Rampant denial of humanity’s contribution to climate change explains why I’ve been called an “eco-clown” and “nutstoponder”. Republican Senator James Inhofe of Oklahoma can toss a snowball across the Senate floor, declaring  “God is still up there, and He promised to maintain the seasons and that cold and heat would never cease as long as the earth remains, the arrogance of people to think that we, human beings, would be able to change what He is doing in the climate is to me outrageous,” and I’m the delusional nutter taking exception to   Wisconsin Koch puppet Scott Walker “scrubbing” public Natural Resource websites of references to man made climate change.
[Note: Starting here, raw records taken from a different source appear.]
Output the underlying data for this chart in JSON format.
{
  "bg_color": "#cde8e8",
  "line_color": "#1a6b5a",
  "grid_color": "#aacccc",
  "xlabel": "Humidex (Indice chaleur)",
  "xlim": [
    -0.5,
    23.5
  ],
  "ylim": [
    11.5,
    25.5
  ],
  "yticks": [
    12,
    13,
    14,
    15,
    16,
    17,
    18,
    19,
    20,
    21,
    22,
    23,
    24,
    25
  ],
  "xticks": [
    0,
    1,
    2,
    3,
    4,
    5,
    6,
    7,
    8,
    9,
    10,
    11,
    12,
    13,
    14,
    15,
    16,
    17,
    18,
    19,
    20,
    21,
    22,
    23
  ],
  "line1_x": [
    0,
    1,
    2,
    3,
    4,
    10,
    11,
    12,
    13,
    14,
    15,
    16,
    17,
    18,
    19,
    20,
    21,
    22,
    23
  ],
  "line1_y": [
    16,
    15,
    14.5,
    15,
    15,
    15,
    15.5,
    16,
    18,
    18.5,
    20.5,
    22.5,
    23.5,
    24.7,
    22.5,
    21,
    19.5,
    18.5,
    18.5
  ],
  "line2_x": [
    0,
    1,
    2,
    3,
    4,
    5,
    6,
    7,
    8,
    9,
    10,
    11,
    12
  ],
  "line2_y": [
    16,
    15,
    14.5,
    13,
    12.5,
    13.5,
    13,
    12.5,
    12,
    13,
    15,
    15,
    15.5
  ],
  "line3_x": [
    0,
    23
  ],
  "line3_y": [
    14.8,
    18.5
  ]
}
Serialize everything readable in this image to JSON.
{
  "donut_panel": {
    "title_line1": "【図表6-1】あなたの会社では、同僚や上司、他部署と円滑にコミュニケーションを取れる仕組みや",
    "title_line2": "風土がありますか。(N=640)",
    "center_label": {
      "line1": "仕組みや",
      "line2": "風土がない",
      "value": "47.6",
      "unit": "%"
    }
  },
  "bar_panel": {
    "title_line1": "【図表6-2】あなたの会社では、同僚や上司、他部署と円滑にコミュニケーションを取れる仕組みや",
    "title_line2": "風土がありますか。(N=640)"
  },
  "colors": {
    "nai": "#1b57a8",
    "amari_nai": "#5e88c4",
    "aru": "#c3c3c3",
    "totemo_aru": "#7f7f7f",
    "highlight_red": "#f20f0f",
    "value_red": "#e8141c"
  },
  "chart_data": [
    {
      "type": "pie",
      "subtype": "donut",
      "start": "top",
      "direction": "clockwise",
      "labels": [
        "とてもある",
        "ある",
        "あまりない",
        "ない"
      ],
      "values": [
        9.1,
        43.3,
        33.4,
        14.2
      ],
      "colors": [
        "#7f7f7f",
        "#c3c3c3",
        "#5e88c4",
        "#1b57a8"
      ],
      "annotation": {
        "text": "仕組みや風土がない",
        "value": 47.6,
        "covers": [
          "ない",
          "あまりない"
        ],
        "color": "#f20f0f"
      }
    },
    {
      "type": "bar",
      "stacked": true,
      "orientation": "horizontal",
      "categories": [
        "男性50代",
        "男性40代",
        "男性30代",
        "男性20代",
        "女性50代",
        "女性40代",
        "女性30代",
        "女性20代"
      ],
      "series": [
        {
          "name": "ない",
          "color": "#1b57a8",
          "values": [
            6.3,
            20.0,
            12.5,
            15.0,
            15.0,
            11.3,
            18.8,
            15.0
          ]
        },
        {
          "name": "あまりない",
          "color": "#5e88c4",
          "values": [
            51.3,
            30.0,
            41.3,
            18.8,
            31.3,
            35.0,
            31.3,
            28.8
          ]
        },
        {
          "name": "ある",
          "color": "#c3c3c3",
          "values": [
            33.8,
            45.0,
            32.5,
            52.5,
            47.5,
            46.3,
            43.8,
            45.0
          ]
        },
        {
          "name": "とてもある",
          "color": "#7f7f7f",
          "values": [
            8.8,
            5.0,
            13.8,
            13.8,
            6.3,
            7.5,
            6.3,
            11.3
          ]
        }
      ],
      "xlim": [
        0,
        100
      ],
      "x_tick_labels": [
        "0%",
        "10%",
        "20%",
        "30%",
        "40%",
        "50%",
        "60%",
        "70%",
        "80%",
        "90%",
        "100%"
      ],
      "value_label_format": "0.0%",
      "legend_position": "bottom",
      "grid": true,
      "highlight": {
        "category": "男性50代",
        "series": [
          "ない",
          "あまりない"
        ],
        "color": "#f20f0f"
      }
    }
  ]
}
We’re asked to believe Trump’s appointment of Scott Pruitt to head the EPA will restore American greatness, and I’m the nutter.

Links to refresh your memory –

https://notestoponder.wordpress.com/2014/05/15/the-world-according-to-koch/

https://notestoponder.wordpress.com/2015/03/09/senate-snowball/

https://notestoponder.wordpress.com/2016/12/15/american-environmental-research-scramble/

Still in denial? Ponder these short videos –

 

 

Wisconsin Governor Scott Walker – Climate Change Scrubber Extraordinaire


If you visited the Wisconsin Dept. of Natural Resources website on October 30, 2016, this is what you found –

Earth´s climate is changing. Human activities that increase heat–trapping (“green house”) gases are the main cause. Earth´s average temperature has increased 1.4 °F since 1850 and the eight warmest years on record have occurred since 1998. Increasing temperatures have led to changes in rainfall patterns and snow and ice cover. These changes could have severe effects on the Great Lakes and the plants, wildlife and people who depend on them. While no one can predict exactly what climate change will mean for our Great Lakes, scientists agree that the following changes are likely if climate change patterns continue.

Increased summer and winter temperatures will cause increased evaporation, lower lake water levels and warmer water, resulting in reduced habitat for cold water species and a loss of critical wetland areas.

Decreased winter ice cover will also contribute to increased evaporation and lower lake water levels which could have severe economic consequences for our valuable shipping industry, lakeshore recreation, and coastal businesses.

Changes in rain and snowfall patterns (including more frequent and severe storms) could change water flow in streams and rivers and increase stream bank erosion and runoff pollution.

The good news is that we can all work to slow climate change and lessen its effects. To find out more about climate change and how we can all help, please visit the following links.

Take a peek today and weep over climate change denying Governor Scott Walker’s obliteration of truth  –

As it has done throughout the centuries, the earth is going through a change. The reasons for this change at this particular time in the earth’s long history are being debated and researched by academic entities outside the Wisconsin Department of Natural Resources.

The effects of such a change are also being debated but whatever the causes and effects, the DNR’s responsibility is to manage our state’s natural resources through whatever event presents itself; flood, drought, tornadoes, ice/snow or severe heat. The DNR staff stands ready to adapt our management strategies in an effort to protect our lakes, waterways, plants, wildlife and people who depend on them.

http://www.snopes.com/wisconsin-department-natural-resources-removes-references-climate-website/

The Wisconsin DNR’s web page was scrubbed of all uses of the word “climate” and altered to imply a lack of consensus about anthropogenic global warming in the scientific community.